Single-file Pedestrian Flow Simulation Considering Pedestrian Stepping Characteristics in Microscopic Perspective

HU Zuoan¹, ZENG Tian¹, DU Jun1, WEI Yidong¹, WANG Shibo¹, MA Yi^*2

1. School of Transportation and Logistics, Southwest Jiaotong University, Chengdu 611756, China; 2. Institute for Disaster Management and Reconstruction, Sichuan University, Chengdu 610065, China

Received:2024-08-06 Revised:2024-09-02 Accepted:2024-09-09 Online:2024-10-25 Published:2024-10-22
Supported by:
National Natural Science Foundation of China (71901156)；Natural Science Foundation of Sichuan Province, China (2024NSFSC0183)。

摘要/Abstract

摘要： 为从双足运动的微观视角直接呈现行人的移动特性，本文分析行人连续交替步伐行为的运动机理，建立单列行人流迈步运动模型，模拟行人位置在迈步周期内的非线性变化过程。
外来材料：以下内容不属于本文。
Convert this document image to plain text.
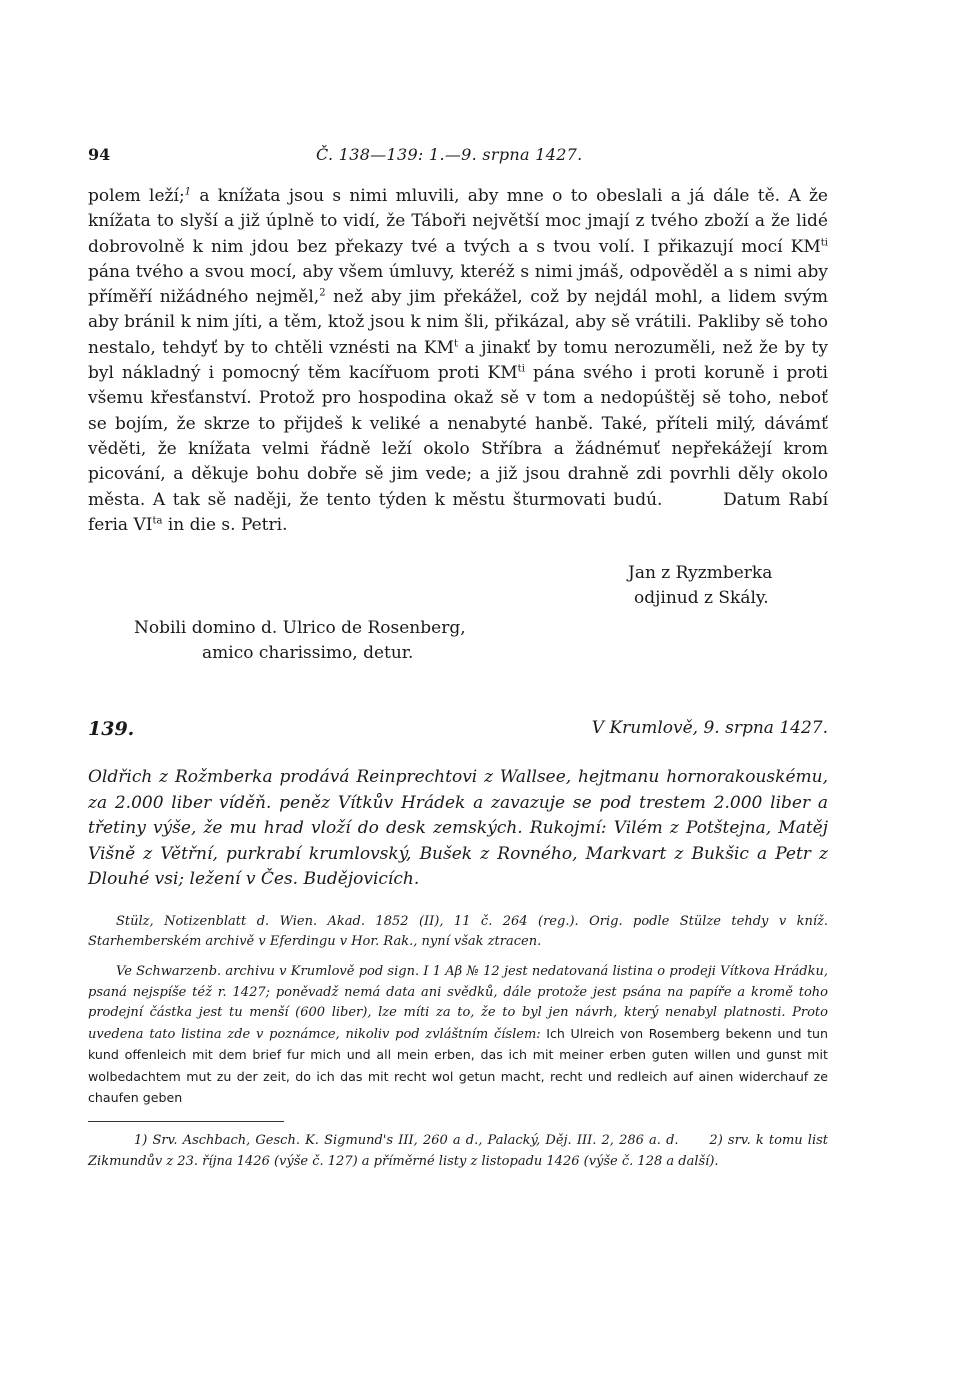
94	Č. 138—139: 1.—9. srpna 1427.

polem leží;$^1$ a knížata jsou s nimi mluvili, aby mne o to obeslali a já dále tě. A že knížata to slyší a již úplně to vidí, že Táboři největší moc jmají z tvého zboží a že lidé dobrovolně k nim jdou bez překazy tvé a tvých a s tvou volí. I přikazují mocí $KM^{ti}$ pána tvého a svou mocí, aby všem úmluvy, kteréž s nimi jmáš, odpověděl a s nimi aby příměří nižádného nejměl,$^2$ než aby jim překážel, což by nejdál mohl, a lidem svým aby bránil k nim jíti, a těm, ktož jsou k nim šli, přikázal, aby sě vrátili. Pakliby sě toho nestalo, tehdyť by to chtěli vznésti na $KM^t$ a jinakť by tomu nerozuměli, než že by ty byl nákladný i pomocný těm kacířuom proti $KM^{ti}$ pána svého i proti koruně i proti všemu křesťanství. Protož pro hospodina okaž sě v tom a nedopúštěj sě toho, neboť se bojím, že skrze to přijdeš k veliké a nenabyté hanbě. Také, příteli milý, dávámť věděti, že knížata velmi řádně leží okolo Stříbra a žádnémuť nepřekážejí krom picování, a děkuje bohu dobře sě jim vede; a již jsou drahně zdi povrhli děly okolo města. A tak sě naději, že tento týden k městu šturmovati budú.	Datum Rabí feria $VI^{ta}$ in die s. Petri.

Jan z Ryzmberka
odjinud z Skály.
Nobili domino d. Ulrico de Rosenberg,
amico charissimo, detur.
139.	V Krumlově, 9. srpna 1427.

Oldřich z Rožmberka prodává Reinprechtovi z Wallsee, hejtmanu hornorakouskému, za 2.000 liber víděň. peněz Vítkův Hrádek a zavazuje se pod trestem 2.000 liber a třetiny výše, že mu hrad vloží do desk zemských. Rukojmí: Vilém z Potštejna, Matěj Višně z Větřní, purkrabí krumlovský, Bušek z Rovného, Markvart z Bukšic a Petr z Dlouhé vsi; ležení v Čes. Budějovicích.

Stülz, Notizenblatt d. Wien. Akad. 1852 (II), 11 č. 264 (reg.). Orig. podle Stülze tehdy v kníž. Starhemberském archivě v Eferdingu v Hor. Rak., nyní však ztracen.

Ve Schwarzenb. archivu v Krumlově pod sign. I 1 Aβ № 12 jest nedatovaná listina o prodeji Vítkova Hrádku, psaná nejspíše též r. 1427; poněvadž nemá data ani svědků, dále protože jest psána na papíře a kromě toho prodejní částka jest tu menší (600 liber), lze míti za to, že to byl jen návrh, který nenabyl platnosti. Proto uvedena tato listina zde v poznámce, nikoliv pod zvláštním číslem: Ich Ulreich von Rosemberg bekenn und tun kund offenleich mit dem brief fur mich und all mein erben, das ich mit meiner erben guten willen und gunst mit wolbedachtem mut zu der zeit, do ich das mit recht wol getun macht, recht und redleich auf ainen widerchauf ze chaufen geben

1) Srv. Aschbach, Gesch. K. Sigmund's III, 260 a d., Palacký, Děj. III. 2, 286 a. d. 2) srv. k tomu list Zikmundův z 23. října 1426 (výše č. 127) a příměrné listy z listopadu 1426 (výše č. 128 a další).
模型根据行人重心和双足中心相对位置，将每次迈步周期内的迈步过程分为单支撑与双支撑阶段，并根据双足瞬时速度具备的波形时序特性，确定迈步周期内任意时刻的位置坐标。基于单列行人流实验数据，标定单列行人流迈步模型中的相关参数，每个行人根据前向距离确定下一次迈步运动所需的步长与步时，并进一步考虑行人的迈步调整行为，避免与前方行人发生踩踏。模拟仿真结果表明：模型能够较好呈现行人迈步运动的微观特性，并复刻了基本图与时空特性；根据行人迈步速度的波形特征，本文基于模拟结果计算步进动力学特性参数，发现行人在面对拥挤空间时，倾向于采用低步长与低步频的迈步风格；模型呈现人群同步自组织现象，发现全局密度为1.9 ped·m^-1时，同步现象发生概率最高。行人迈步模型的有效建立，可为行人运动状态评估与预测工作提供参考。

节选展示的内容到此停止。